Die Verwaltung der Vereinigten Staaten signalisiert eine Lockerung der Jagdregulierungen in Nationalparks, Schutzgebieten und Wildniszonen. Dies geschah auf Anweisung des Staatssekretärs für Inneres Doug Burgum, der mehrere Behörden beauftragte, unnötige administrative und regulatorische Barrieren für Jagd und Fischerei abzuschaffen. Burgum argumentierte, dass die Erleichterung des Zugangs zu diesen Flächen nicht nur den Naturschutz stärkt, sondern auch ländliche Wirtschaften, die öffentliche Gesundheit und den Zugang zu Freilufträumen unterstützt. Die offizielle Linie besagt, dass öffentliche und vom Bund verwaltete Gebiete für Jagd und Fischerei zugänglich sein sollten, es sei denn, es existiert eine spezifische, dokumentierte und rechtlich fundierte Ausnahme.
Diese Anordnung betrifft fünfundfünfzig Standorte in den unteren achtundvierzig Bundesstaaten unter der Zuständigkeit des National Park Service. Lokale Verwalter haben bereits Verbote für Jagdstandorte, die Bäume beschädigen, sowie für das Training von Jagdhunden aufgehoben. Beispiele für die praktischen Änderungen umfassen die Verlängerung der Jagdsaison in Küstenregionen oder die Erlaubnis, Wildtiere in bestimmten Bereichen zu erlegen. Zudem wurde die Möglichkeit geschaffen, Jagd in sanitären Einrichtungen oder die Erlaubnis zur Erlegung von Meerestieren in bestimmten Parks gestattet.

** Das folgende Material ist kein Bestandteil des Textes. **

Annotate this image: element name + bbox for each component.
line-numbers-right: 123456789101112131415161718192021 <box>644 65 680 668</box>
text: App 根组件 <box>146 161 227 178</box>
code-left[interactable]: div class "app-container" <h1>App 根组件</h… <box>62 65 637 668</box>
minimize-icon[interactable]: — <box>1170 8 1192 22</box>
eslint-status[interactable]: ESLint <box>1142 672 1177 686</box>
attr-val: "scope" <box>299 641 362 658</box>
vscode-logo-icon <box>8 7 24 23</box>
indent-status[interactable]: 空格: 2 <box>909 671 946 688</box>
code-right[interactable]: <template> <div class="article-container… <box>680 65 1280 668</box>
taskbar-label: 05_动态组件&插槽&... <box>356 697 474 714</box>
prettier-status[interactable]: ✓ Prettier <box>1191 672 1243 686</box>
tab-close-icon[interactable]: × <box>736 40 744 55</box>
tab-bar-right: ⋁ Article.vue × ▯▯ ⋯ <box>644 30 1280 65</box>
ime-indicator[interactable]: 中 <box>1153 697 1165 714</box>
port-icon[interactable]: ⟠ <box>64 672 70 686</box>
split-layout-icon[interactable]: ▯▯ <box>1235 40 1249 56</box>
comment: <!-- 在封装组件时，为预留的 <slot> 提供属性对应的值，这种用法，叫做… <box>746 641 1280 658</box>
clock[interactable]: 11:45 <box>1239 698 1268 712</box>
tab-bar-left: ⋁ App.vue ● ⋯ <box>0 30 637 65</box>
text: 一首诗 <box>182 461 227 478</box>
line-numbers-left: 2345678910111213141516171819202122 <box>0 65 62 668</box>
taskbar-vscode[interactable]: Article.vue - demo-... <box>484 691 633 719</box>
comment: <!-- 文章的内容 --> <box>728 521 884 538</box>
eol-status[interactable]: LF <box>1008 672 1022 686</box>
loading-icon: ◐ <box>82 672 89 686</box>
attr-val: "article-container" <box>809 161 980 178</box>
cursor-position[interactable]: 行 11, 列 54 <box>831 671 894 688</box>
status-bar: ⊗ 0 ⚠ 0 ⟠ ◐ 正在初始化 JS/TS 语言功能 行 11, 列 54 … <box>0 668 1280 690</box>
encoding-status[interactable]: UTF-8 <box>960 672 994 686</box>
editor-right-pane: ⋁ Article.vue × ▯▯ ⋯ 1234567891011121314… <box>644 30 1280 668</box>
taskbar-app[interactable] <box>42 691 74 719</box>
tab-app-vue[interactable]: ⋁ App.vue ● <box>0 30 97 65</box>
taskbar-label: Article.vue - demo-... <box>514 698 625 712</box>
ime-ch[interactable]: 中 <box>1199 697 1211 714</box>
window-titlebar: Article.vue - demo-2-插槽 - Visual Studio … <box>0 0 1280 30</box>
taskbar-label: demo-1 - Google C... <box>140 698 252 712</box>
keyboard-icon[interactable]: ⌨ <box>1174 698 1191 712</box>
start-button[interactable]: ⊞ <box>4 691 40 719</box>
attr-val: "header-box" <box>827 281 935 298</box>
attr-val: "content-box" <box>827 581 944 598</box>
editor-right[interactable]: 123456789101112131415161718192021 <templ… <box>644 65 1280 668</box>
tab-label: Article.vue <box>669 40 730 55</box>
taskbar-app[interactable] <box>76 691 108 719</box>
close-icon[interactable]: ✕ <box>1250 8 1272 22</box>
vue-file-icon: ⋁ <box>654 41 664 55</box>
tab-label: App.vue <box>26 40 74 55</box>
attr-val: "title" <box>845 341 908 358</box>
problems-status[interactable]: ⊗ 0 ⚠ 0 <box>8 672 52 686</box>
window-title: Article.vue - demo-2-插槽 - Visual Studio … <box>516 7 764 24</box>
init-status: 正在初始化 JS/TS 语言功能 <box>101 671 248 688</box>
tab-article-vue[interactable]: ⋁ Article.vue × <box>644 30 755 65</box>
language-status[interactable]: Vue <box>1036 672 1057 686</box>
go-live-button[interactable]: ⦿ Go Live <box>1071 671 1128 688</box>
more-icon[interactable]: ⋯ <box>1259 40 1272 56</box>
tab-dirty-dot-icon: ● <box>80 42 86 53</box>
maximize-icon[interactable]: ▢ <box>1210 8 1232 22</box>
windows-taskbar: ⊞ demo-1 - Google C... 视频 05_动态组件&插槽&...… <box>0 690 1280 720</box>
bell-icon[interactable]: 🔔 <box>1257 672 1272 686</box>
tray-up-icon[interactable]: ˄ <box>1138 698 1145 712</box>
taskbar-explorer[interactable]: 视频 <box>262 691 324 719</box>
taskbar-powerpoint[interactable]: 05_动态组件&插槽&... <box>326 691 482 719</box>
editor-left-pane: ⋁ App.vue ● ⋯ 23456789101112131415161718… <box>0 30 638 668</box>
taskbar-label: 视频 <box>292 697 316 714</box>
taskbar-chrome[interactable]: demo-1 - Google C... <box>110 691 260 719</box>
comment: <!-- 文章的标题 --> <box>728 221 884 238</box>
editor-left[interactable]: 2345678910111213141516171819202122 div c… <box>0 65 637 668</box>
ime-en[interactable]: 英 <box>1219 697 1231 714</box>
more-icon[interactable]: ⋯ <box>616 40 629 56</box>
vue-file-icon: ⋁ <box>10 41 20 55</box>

Die Maßnahme erfolgt angesichts eines allgemeinen Rückgangs der Jagdaktivitäten, der durch zunehmende Urbanisierung bedingt ist. Statistiken zeigen, dass nur ein geringer Anteil der Bevölkerung als Jäger zählt, was staatliche Naturschutzbehörden zusätzlich belastet. Die Einnahmen aus Jagd- und Waffensteuern sind dadurch reduziert, was die finanzielle Grundlage für die Verwaltung schwächt. Befürworter der Jagd suchen alternative Wege, um den Sport zu erhalten, beispielsweise durch die Förderung der Jagd bei Frauen und Kindern sowie die Schaffung von Jagdzeiten für weitere Tierarten.
Einige Experten äußerten jedoch Bedenken hinsichtlich der Vorgehensweise. Ein ehemaliger Superintendent des Yellowstone-Nationalparks betonte, dass die Regelungen auf Basis von Konsultationen mit Interessengruppen entstanden seien und eine Änderung ohne umfassende öffentliche Diskussion keinen Sinn mache. Andere kritisierten, dass die neue Anordnung nicht auf wissenschaftlichen Erkenntnissen basiert und die Nutzung öffentlicher Ressourcen beeinträchtigen könne. Dennoch sehen Jagdverbände die Anordnung als einen notwendigen Ausgleich zwischen dem Schutz der Tierwelt und der Wahrung der Outdoor-Traditionen.